Dawn brightened with the rising sun, or rather the cloud went by, leaving her in all her native brilliancy. Miss Weston spent her last day with her, and then went to her friends, with permission to write whenever she felt disposed, but with the caution not to say anything of her to Ralph or Marion.
“I think I must take one more look at the sea before winter closes in,” said Dawn to her father, one pleasant day when the air was still and the foliage bright with autumn hues.
“You will be obliged to go alone, then, for I have too many duties, to accompany you,” he said, and after a moment’s pause, he asked, “Can you not wait a day or two?”
He read an answer in her pleading eyes, which said, “To-day, or not at all; I am in the mood, and must go now.”
“Go, then,” he said, “but do not allow the waves to steal you away.”
It seemed to him that she was slipping from his life; and indeed she was receding, but only to flow again more freely and strongly to him. As the tide which sweeps out and comes back, each time making a farther inroad upon the shore, so she was outflowing and inflowing, each tidal return beating deeper into his soul. We must flow out to the ocean, to the depth of living waters, if we would win a firmer abiding in the hearts of those we love.
Dawn walked upon the beach, the very spot where in childhood her ardent spirit first looked upon the sea. Idly, some might think, she wore the hours away, gathering white pebbles, and throwing them into the waters.

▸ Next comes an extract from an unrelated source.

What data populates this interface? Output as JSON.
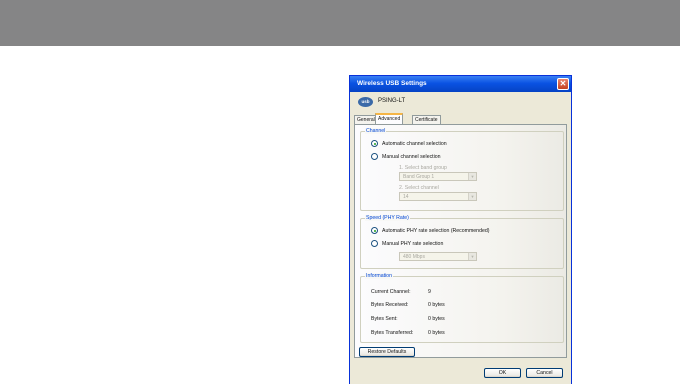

How long she continued thus, thinking of the past and musing of the future, she knew not. With her, one thought was uppermost, and that was of Ralph, whose letters to her had of late been warm with that spirit which sooner or later glows in every heart. She felt that to him she had a duty to perform which at the farthest could not long be deferred, and she knew that to meet it, required a strength and a singleness of purpose which would call into service all the philosophy she could command.

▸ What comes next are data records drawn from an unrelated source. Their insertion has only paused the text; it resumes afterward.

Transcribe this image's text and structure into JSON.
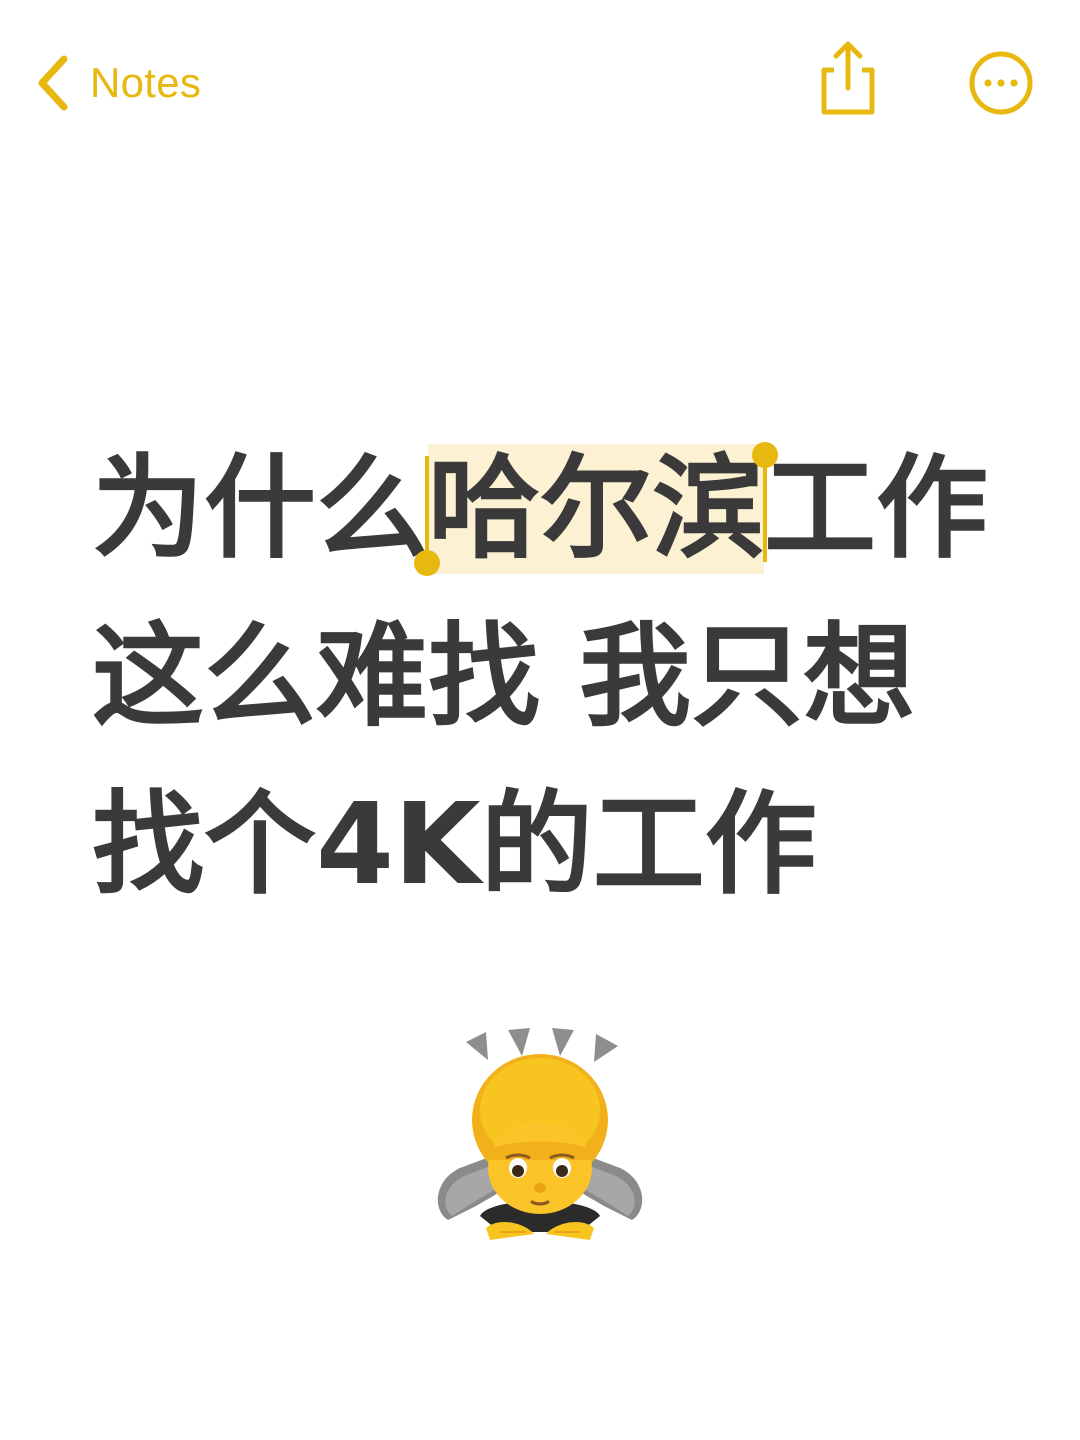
{
  "nav": {
    "back_label": "Notes",
    "back_icon": "chevron-left-icon",
    "share_icon": "share-icon",
    "more_icon": "ellipsis-circle-icon"
  },
  "note": {
    "line1_before": "为什么",
    "line1_selected": "哈尔滨",
    "line1_after": "工作",
    "line2": "这么难找 我只想",
    "line3": "找个4K的工作"
  },
  "emoji": {
    "name": "person-bowing-icon"
  },
  "colors": {
    "accent": "#e7b80f",
    "text": "#3a3a3a",
    "selection": "#fcf1d2",
    "background": "#ffffff"
  }
}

The deep silence that surrounded her was at length broken by the sound of a footstep; then a voice was heard, that seemed to her, in her half-entranced state, to come from the world of spirits. She started, as the voice sounded nearer. She knew whose voice it was, yet she only whispered to herself, “How strange,” and still gazed upon the sea, while a feeling pervaded her whole soul, akin to joy supernal.
“Dawn, Dawn; I have found you at last, and by the sea!”

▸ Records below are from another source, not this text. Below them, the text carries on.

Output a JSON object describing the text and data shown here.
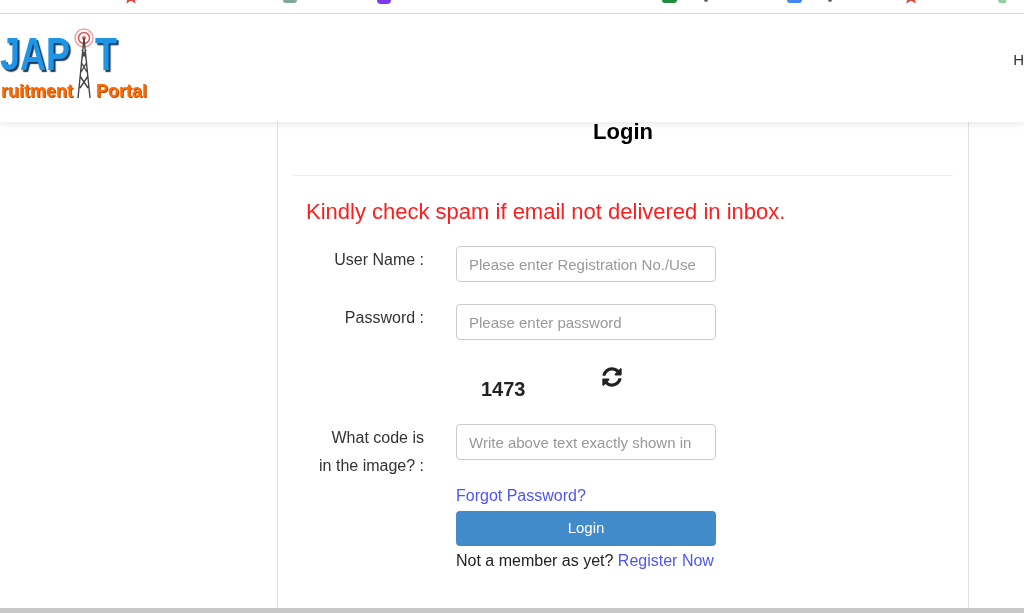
{
  "header": {
    "logo": {
      "title": "JAP",
      "title_end": "T",
      "subtitle": "ruitment",
      "subtitle_end": "Portal"
    },
    "nav": [
      "H"
    ]
  },
  "login_card": {
    "title": "Login",
    "notice": "Kindly check spam if email not delivered in inbox.",
    "fields": [
      {
        "kind": "text",
        "label": "User Name :",
        "placeholder": "Please enter Registration No./Use"
      },
      {
        "kind": "password",
        "label": "Password :",
        "placeholder": "Please enter password"
      },
      {
        "kind": "captcha",
        "label": "What code is\nin the image? :",
        "placeholder": "Write above text exactly shown in",
        "code": "1473"
      }
    ],
    "forgot_link": "Forgot Password?",
    "submit": "Login",
    "register_prompt": "Not a member as yet?",
    "register_link": "Register Now"
  }
}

Still she looked on the restless waters. There are moments in every life when speech fails, when words are powerless, when the soul can only express itself by silence. Such a moment came to Dawn.
Ralph took her hand in his own. She turned on him a gaze which seemed to bring her soul nearer to his own than ever before, and they walked slowly side by side. Then he told her that his sister and a friend were on the beach, a mile below; that they had all three come to take one more look at the sea, and to gather mosses.